Simultaneously, the money creation process tends to favor the financial sectors in large urban areas at the expense of less urban and poorer areas. Thanks to the way the central bank creates money, it is the urban investor classes that get to spend the new money first — before prices adjust to the new, larger money supply — while more rural, less urban, and less productive parts of  the country receive this money only after prices have risen. This further perpetuates the tax-spending imbalance.

So while it is true that urban, coastal taxpayers are often paying more in taxes and financing government spending in other parts of the country, those same taxpayers do indeed benefit from national policy that favors the investor class (and those who work with them) over others. They’re paying more taxes because they have higher incomes, but these higher incomes come, to a certain extent, at the expense of Americans outside these corridors of financial power.

Beyond the monetary angle, of course, is the fact that states also are restrained in their ability to fully utilize resources in their own states by federal regulations.

Western states, especially, are not able to access resources on federal lands except in a manner consistent with federal laws written primarily by politicians from outside the state.

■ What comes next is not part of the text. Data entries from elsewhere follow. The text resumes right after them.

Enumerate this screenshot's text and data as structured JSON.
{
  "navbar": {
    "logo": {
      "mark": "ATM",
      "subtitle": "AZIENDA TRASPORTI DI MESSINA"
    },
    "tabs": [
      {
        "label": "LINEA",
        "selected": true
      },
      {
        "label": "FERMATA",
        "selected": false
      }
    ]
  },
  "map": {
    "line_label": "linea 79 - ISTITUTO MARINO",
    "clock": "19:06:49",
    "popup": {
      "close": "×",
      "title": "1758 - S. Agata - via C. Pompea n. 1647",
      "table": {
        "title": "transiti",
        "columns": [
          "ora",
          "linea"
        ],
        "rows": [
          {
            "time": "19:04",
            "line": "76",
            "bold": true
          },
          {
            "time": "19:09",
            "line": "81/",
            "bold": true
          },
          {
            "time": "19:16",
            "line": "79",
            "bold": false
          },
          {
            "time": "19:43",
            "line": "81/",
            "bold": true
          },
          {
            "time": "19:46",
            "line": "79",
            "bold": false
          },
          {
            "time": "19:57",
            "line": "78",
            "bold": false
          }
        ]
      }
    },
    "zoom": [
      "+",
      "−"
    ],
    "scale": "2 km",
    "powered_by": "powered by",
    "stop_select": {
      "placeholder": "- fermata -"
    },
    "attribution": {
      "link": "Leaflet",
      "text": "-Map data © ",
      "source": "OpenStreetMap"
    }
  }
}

Such policies are unresponsive to local needs and economic realities.

And, of course, trade regulations, when implemented at the national level, may have significant negative impacts on certain states that are not free to negotiate their own trade arrangements with foreign economies.

The Jones Act and trade barriers on sugar are just two examples.

While we can see that the net tax receiver states do indeed benefit from large amounts of federal spending, we must also take into account the fact that federal policy may also be hobbling those local economies while favoring and redirecting wealth toward the net tax payer states.

That is, the tax-and-spend wealth transfers from net taxpayer states to net tax receiver states could be viewed as something that merely helps to diminish the effects of impoverishment that are the result of national policy. Were it not for these policies, it is entirely possible that these net tax receiver areas would not have become so reliant on federal spending in the first place.